Quello di Bomarzo, posto su un monte roccioso in peperino, alle falde del Monte Cimino, è davvero un piccolo borgo incantato.
Bomarzo: il centro storico
Il centro storico, raccolto tra antiche mura e vecchi edifici è un susseguirsi di stretti vicoli, tipici profferli e fiori ai davanzali.
I banchi di roccia lavica posti su piani di argilla, sono stati nei secoli impiegati come materiale da costruzione, come accaduto nel suggestivo Parco dei Mostri, dove il peperino è stato utilizzato per realizzare vere e proprie opere d'arte immerse nel verde.
Alcuni ritrovamenti avvenuti nelle vicine necropoli documentano una prosperità del luogo già nell'epoca etrusca prima e romana poi.
L'origine del centro storico, per motivi di difesa e controllo delle vie commerciali, si fa risalire al VI secolo a.
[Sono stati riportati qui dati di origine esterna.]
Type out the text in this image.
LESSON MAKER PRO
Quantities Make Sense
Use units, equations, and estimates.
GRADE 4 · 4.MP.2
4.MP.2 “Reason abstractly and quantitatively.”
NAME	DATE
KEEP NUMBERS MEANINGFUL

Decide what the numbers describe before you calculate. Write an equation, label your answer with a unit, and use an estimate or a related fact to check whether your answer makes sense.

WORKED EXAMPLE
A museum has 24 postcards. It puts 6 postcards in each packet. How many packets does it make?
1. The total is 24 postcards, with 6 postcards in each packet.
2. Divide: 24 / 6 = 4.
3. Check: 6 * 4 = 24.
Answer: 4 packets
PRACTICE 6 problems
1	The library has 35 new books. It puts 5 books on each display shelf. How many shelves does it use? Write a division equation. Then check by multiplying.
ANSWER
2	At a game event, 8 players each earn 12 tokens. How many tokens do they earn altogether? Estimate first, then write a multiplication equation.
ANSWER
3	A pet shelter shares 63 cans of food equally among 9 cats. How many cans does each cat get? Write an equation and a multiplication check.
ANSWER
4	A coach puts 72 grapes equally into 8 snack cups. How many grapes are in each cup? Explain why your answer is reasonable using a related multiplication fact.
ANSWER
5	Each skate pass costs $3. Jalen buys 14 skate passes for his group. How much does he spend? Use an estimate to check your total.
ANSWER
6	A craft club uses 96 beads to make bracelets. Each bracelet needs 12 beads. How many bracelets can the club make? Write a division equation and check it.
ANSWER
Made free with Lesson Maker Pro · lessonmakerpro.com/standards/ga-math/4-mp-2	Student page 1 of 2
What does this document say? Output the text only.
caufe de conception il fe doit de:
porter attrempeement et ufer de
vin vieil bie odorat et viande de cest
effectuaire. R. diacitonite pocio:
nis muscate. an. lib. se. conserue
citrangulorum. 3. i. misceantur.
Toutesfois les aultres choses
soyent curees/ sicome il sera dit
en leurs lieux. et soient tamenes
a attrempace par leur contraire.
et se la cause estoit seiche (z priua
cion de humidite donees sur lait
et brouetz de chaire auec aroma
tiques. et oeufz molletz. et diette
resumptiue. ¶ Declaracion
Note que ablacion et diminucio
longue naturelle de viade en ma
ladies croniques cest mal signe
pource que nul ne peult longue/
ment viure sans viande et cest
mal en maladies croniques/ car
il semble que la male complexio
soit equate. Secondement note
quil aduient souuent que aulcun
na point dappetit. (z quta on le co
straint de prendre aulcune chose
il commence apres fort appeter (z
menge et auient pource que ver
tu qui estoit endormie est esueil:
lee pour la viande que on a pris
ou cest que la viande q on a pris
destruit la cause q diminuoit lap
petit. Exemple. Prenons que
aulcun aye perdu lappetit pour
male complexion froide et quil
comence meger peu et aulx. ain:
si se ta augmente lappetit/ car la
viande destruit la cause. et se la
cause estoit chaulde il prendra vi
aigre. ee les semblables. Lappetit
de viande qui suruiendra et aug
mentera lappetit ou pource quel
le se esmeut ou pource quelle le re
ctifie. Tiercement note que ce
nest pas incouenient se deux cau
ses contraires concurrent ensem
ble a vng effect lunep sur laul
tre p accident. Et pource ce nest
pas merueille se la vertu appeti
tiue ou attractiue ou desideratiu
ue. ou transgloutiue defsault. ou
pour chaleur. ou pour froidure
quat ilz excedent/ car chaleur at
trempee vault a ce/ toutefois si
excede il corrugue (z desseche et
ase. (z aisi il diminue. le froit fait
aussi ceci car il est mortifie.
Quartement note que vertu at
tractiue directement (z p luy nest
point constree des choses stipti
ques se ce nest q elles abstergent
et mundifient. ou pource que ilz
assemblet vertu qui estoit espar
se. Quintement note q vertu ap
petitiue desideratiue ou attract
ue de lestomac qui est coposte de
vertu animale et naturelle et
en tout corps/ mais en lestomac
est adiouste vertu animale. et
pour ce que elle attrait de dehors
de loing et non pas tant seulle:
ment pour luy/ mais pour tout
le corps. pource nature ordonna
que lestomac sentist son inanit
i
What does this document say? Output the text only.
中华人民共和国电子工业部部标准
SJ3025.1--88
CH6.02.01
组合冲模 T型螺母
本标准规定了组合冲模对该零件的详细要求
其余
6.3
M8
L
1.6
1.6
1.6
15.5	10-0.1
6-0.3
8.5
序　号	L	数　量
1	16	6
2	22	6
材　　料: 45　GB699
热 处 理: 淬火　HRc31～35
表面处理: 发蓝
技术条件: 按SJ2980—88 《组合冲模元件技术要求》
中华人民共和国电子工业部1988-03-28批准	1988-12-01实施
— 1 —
C. in concomitanza con quella di Ferento (Acquarossa)
Da non perdere la piccola Chiesa di Sant'Anselmo, patrono di Bomarzo, le cui spoglie sono custodite nella splendida Chiesa di Santa Maria Assunta.
Bomarzo: il Parco dei Mostri
Bomarzo è famosa soprattutto per un'opera davvero unica nel suo genere, la Villa delle Meraviglie o Bosco Sacro, definito molto spesso Parco dei Mostri.
Il parco venne progettato dal principe Vicino Orsini e dal grande architetto Pirro Ligorio verso la metà del XVI secolo.
Questa realizzazione si inserisce nella cultura architettonico-naturalista del secondo Cinquecento, ma rispetto alle geometrie e alle armonie propettiche che si trovano nei palazzi rinascimentali disseminati nella Tuscia, da Palazzo Farnese a Villa Lante, essa rappresenta un "unicum".
Il parco dei Mostri abbandona infatti ogni regola prospettica e di proporzioni per dare sfogo alla creatività assoluta, in un eccentrico gioco di forme e dimensioni.
Nel bosco infatti sono state scolpite, in massi di peperino, tipico della zona, figure di mostri, di draghi, di animali e soggetti mitologici, accanto ad altre strutture come la casa pendente, il tempietto funerario, obelischi e sedili con iscrizioni dell'epoca.
Tutti questi elementi sono slegati tra di loro e il criterio seguito per la loro realizzazione è tutt'oggi un mistero.
Per secoli, subito dopo la morte di Vicino Orsini, il Bosco Sacro fu abbandonato, finché a partire dal XIX secolo non è stato riscoperto e apprezzato da intellettuali come Claude Lorrain, Johann Wolfgang von Goethe, Salvador Dali, Mario Praz e Maurizio Calvesi.